西日本を襲った記録的な大雨で、自衛隊や警察、消防などは11日も、被害の大きかった広島県や岡山県を中心に不明者の捜索を続けた。これまでに死者は12府県で167人、安否不明者は6府県の79人となった。総務省消防庁によると、10日午後5時半現在で8049人が各地の避難所に身を寄せている。

 広島県福山市では11日午前、瀬戸町地頭分のため池に亀裂が見つかった。市は決壊の恐れがあるとして、ため池の下流にある熊野町高下の25世帯に避難指示を出した。10日には同県府中町を流れる榎川の橋に土砂や流木が堆積して氾濫したが、排水などにより越水が止まったため、11日午前、町は周辺地域への避難指示を避難勧告に切り替えた。

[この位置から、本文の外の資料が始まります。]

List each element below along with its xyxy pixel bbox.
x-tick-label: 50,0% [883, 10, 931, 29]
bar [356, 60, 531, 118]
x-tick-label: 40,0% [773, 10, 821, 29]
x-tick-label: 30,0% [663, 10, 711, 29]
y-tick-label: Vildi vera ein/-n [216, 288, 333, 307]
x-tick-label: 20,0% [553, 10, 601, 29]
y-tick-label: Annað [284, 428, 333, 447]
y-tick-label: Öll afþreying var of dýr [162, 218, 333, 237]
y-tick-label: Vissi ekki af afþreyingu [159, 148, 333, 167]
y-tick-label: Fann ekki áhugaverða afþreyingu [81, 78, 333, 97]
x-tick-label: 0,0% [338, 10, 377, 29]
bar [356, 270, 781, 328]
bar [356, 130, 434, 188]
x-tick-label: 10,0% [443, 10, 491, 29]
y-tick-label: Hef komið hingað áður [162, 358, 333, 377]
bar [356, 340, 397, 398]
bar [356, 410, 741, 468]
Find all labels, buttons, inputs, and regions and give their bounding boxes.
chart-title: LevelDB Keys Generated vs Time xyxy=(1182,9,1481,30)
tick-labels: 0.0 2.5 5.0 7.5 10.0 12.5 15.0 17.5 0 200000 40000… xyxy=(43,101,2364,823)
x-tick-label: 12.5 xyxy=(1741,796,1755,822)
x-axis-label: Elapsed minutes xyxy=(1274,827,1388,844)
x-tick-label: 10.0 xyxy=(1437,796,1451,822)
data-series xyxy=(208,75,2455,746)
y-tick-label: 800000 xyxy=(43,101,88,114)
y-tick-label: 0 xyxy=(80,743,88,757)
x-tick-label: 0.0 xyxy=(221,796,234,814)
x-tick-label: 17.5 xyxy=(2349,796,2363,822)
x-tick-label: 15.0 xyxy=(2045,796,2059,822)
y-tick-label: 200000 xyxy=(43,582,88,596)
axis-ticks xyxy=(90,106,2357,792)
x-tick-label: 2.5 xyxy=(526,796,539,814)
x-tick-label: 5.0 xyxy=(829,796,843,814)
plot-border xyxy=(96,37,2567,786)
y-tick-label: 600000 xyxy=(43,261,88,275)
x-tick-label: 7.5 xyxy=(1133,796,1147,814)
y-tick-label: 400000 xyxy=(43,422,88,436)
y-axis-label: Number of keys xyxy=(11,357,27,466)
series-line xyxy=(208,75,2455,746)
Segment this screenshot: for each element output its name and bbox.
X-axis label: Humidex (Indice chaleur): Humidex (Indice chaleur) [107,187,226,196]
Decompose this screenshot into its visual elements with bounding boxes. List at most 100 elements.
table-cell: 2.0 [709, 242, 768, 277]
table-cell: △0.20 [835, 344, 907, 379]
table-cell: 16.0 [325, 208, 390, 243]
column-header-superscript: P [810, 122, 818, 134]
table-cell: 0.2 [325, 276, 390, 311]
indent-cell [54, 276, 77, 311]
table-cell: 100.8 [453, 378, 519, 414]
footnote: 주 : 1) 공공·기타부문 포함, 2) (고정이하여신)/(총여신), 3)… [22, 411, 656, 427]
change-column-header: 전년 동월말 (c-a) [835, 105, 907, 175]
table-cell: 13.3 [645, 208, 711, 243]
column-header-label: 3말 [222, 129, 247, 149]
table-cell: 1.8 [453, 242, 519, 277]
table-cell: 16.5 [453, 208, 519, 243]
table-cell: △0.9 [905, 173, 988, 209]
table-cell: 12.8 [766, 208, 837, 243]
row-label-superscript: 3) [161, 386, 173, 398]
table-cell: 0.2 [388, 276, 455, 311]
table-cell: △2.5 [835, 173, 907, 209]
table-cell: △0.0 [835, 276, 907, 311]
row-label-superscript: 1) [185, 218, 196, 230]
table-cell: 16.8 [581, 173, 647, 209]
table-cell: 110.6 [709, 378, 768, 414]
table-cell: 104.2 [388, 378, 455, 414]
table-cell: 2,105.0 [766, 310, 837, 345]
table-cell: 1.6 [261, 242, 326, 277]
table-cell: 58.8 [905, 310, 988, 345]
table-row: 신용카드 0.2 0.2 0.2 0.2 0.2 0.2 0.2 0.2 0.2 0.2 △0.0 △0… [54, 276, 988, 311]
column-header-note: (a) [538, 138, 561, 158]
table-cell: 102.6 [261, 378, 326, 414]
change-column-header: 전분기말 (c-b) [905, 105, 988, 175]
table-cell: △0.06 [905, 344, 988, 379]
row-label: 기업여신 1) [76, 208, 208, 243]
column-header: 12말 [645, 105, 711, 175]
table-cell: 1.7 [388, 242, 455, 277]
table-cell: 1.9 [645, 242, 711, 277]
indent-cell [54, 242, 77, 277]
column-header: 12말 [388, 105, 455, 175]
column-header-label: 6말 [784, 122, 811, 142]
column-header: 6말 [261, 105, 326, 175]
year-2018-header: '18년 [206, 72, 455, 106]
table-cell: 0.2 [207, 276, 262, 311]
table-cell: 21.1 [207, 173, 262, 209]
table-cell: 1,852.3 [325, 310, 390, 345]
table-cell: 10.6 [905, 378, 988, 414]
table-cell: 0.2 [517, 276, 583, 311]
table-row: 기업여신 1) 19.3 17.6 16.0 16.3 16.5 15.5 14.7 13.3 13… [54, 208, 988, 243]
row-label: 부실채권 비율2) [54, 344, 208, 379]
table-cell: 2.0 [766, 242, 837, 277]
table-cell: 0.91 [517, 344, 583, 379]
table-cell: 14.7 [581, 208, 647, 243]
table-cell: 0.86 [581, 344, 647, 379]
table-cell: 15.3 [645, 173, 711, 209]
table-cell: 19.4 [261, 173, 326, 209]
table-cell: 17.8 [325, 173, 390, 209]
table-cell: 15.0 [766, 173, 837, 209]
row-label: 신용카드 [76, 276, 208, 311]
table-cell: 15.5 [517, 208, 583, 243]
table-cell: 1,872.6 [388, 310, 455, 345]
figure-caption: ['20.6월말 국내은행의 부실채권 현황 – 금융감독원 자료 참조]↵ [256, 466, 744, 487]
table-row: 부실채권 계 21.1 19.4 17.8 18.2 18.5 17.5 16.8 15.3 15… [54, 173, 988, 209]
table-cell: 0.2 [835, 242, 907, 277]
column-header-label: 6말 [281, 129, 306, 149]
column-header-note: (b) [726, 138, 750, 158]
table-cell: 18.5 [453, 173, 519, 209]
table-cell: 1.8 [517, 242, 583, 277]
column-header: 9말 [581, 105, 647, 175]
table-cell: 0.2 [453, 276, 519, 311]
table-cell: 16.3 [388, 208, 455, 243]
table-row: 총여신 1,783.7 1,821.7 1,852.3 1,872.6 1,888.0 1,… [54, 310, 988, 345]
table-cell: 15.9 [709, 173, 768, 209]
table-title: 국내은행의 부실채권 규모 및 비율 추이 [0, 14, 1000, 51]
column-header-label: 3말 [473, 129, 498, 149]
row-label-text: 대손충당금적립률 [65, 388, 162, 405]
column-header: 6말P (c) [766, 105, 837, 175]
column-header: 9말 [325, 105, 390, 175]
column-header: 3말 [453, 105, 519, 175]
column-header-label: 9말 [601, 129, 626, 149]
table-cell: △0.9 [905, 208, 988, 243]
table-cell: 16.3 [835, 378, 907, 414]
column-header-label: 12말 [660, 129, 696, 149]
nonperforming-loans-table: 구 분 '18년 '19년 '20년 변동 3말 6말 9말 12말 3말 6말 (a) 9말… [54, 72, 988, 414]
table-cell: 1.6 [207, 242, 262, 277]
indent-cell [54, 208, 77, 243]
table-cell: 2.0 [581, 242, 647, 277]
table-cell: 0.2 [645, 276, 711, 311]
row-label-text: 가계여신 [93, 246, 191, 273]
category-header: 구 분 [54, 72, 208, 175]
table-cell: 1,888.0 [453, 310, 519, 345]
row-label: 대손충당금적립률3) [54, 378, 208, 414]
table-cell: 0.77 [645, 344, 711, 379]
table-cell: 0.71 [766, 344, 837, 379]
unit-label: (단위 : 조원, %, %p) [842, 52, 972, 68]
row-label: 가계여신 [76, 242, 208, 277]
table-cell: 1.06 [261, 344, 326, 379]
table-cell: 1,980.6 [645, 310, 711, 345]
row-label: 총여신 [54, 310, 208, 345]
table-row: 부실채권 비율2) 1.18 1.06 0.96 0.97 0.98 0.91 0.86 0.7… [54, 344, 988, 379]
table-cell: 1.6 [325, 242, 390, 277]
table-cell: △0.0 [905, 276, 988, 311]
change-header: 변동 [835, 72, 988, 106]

 岡山県では広い範囲で浸水が起きた倉敷市真備町地区で11日、新たに2人の死亡が確認された。同地区の死者は48人となった。岡山県の行方不明者32人中、27人を同地区が占める。

 これまでに死亡が確認されたのは、広島県で66人、岡山県で56人、愛媛県で26人。ほかに京都府で4人、山口県と福岡県で各3人など。

 厚生労働省によると、10日午後8時現在で約25万5000戸が断水中。中国電力によると、広島、岡山両県で11日午前10時現在、約800戸が停電している。